Mit der russischsprachigen Bevölkerung ist es so eine Sache. Ich kenne kein Land, das so stark bilingual ist wie die Ukraine, wo die Menschen in einem Gespräch fließend vom Ukrainischen ins Russische wechseln. Der östliche Landesteil spricht russisch, aber auch die Hauptstadt Kiew ist mehrheitlich russischsprachig. Das Problem ist nicht sprachlicher, sondern wirtschaftlicher und kultureller Natur. Es stellt sich die Frage, wie man eine Region, die mental noch immer stark von den Oligarchen und dem sowjetischen Wohlfahrtsstaat geprägt ist, in eine neue Zeit führt. Vielleicht bringt es die Krise in der östlichen Ukraine mit sich, dass politisch Bewegung in diesen Landesteil kommt und die Zustände, die seit 20 Jahren dort herrschen, überwunden werden.

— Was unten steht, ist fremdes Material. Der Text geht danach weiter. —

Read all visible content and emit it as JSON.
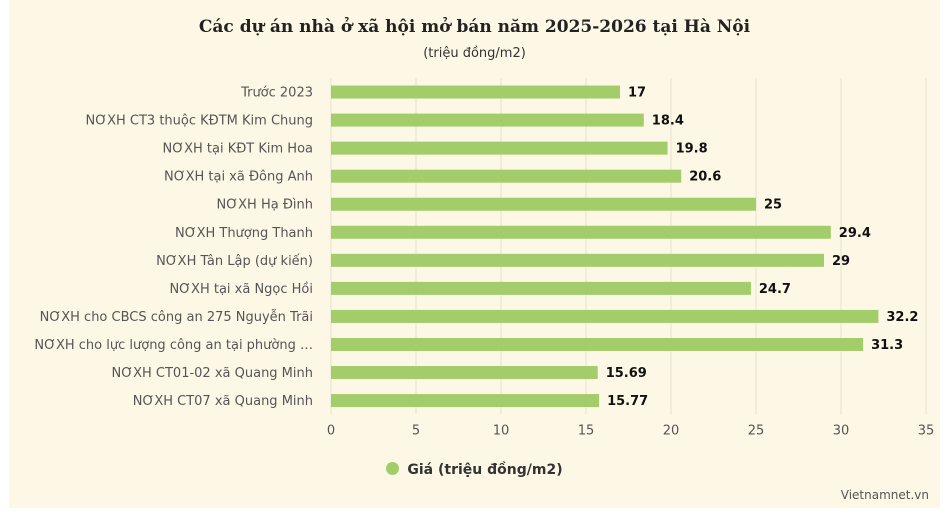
{
  "chart_data": {
    "type": "bar",
    "orientation": "horizontal",
    "title": "Các dự án nhà ở xã hội mở bán năm 2025-2026 tại Hà Nội",
    "subtitle": "(triệu đồng/m2)",
    "categories": [
      "Trước 2023",
      "NƠXH CT3 thuộc KĐTM Kim Chung",
      "NƠXH tại KĐT Kim Hoa",
      "NƠXH tại xã Đông Anh",
      "NƠXH Hạ Đình",
      "NƠXH Thượng Thanh",
      "NƠXH Tân Lập (dự kiến)",
      "NƠXH tại xã Ngọc Hồi",
      "NƠXH cho CBCS công an 275 Nguyễn Trãi",
      "NƠXH cho lực lượng công an tại phường …",
      "NƠXH CT01-02 xã Quang Minh",
      "NƠXH CT07 xã Quang Minh"
    ],
    "series": [
      {
        "name": "Giá (triệu đồng/m2)",
        "values": [
          17,
          18.4,
          19.8,
          20.6,
          25,
          29.4,
          29,
          24.7,
          32.2,
          31.3,
          15.69,
          15.77
        ],
        "value_labels": [
          "17",
          "18.4",
          "19.8",
          "20.6",
          "25",
          "29.4",
          "29",
          "24.7",
          "32.2",
          "31.3",
          "15.69",
          "15.77"
        ],
        "color": "#a3cc6a"
      }
    ],
    "xlim": [
      0,
      35
    ],
    "xticks": [
      "0",
      "5",
      "10",
      "15",
      "20",
      "25",
      "30",
      "35"
    ],
    "grid": true,
    "legend": "bottom-center"
  },
  "colors": {
    "background": "#fdf8e6",
    "bar": "#a3cc6a",
    "grid": "#e8e2cf"
  },
  "credit": "Vietnamnet.vn"
}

Dennoch wurde mit Petro Poroschenko ein Oligarch zum neuen Staatspräsidenten gewählt.  So schnell wird man die Vergangenheit wohl nicht los.
Die Oligarchen – es gibt solche und solche. Manche haben sich mit der ukrainischen Sache verbunden und gehen dafür Risiken ein. Andere plündern das Volk aus und lassen auf die Menschen schießen. Einige Oligarchen haben Industrien aufgebaut, andere haben lediglich die Industrieruinen der Sowjetzeit ausgeplündert und sich daran bereichert. Poroschenko ist völlig klar: Wenn das aberwitzige System der Korruption und der Zerstörung des Staates nicht aufhört, ist das Land nicht mehr zu retten.

Sie haben die Präsidentschaftswahlen vor Ort erlebt. Hat sich die Lage seither zugespitzt?
Schon allein die Tatsache, dass das Land in der Lage war, die Präsidentschaftswahlen ordentlich durchzuführen, ist ein Beweis für die Stärke des ukrainischen Staates. Er ist kein failing state. Wenn ich aber die jetzige Situation mit der Lage vor einem Monat vergleiche, hat gerade in den Regionen von Luhansk und Donezk eine unglaubliche Veränderung stattgefunden. Die Bevölkerung von Luhansk zum Beispiel, ließ die versprengten Unruhestifter lange links liegen. Inzwischen haben diese Banden die Stadt als Geisel genommen. Die Geschäfte sind geschlossen, viele Menschen versuchen auszureisen. In Briefen schreiben Bewohner: „Die Stadt stirbt“. Das hat mich schockiert.